Code of Conduct for Intermediaries of Mutual Funds
(as prescribed by AMFI and advised by SEBI vide its circular dated
26th June, 2002)
Take necessary steps to ensure that the clients’ interest is
protected.
Adhere to SEBI Mutual Fund Regulations and guidelines related to
selling, distribution and advertising practices. Be fully conversant
with the key provisions of the offer document as well as the
operational requirements of various schemes.
Provide full and latest information of schemes to investors in the
form of offer documents, performance reports, fact sheets, portfolio
disclosures and brochures, and recommend schemes appropriate for the
client’s situation and needs.
Highlight risk factors of each scheme, avoid misrepresentation and
exaggeration, and urge investors to go through offer documents/key
information memorandum before deciding to make investments.
Disclose all material information related to the schemes/plans
while canvassing for business.
Abstain from indicating or assuring returns in any type of scheme,
unless the offer document is explicit in this regard.
Maintain necessary infrastructure to support the AMCs in
maintaining high service standards to investors, and ensure that
critical operations such as forwarding forms and cheques to AMCs/registrars
and despatch of statement of account and redemption cheques to
investors are done within the time frame prescribed in the offer
document and SEBI Mutual Fund Regulations.
Avoid colluding with clients in faulty business practices such as
bouncing cheques, wrong claiming of dividend/redemption cheques, etc.
Avoid commission driven malpractices such as:
(a) recommending inappropriate products solely because the inter-mediary
is getting higher commissions there from.

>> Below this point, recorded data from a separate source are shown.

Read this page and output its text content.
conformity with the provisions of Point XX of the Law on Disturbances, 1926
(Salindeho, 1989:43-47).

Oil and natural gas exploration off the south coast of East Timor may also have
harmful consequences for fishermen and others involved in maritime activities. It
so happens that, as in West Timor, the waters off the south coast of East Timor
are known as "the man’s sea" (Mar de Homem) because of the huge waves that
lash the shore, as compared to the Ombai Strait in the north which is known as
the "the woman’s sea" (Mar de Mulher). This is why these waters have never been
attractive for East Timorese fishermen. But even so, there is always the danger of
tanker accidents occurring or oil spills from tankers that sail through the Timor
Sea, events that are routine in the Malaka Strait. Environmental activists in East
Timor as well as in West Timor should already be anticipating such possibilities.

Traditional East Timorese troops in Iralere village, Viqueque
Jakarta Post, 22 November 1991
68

(b) encouraging over transacting and churning of mutual fund
investments to earn higher commissions, even if they mean higher
transaction costs and tax for investors.
Avoid making negative statements about any AMC or scheme and
ensure that comparisons if any, are made with similar and comparable
products.
Ensure that all investor related statutory communications (such as
changes in fundamental attributes, exit/entry load, exit options, and
other material aspects) are sent to investors reliably and on time.
Maintain confidentiality of all investor deals and transactions.
When marketing various schemes, remember that a client’s interest
and suitability to their financial needs is paramount, and that extra
commission or incentive earned should never form the basis for
recommending a scheme to the client.
Intermediaries will not rebate commission back to investors and
avoid attracting clients through temptation of rebate/gifts etc.
A focus on financial planning and advisory services ensures
correct selling, and also reduces the trend towards investors asking
for pass back of commission.
All employees engaged in sales and marketing should obtain AMFI
certification. Employees in other functional areas should also be
encouraged to obtain the same certification.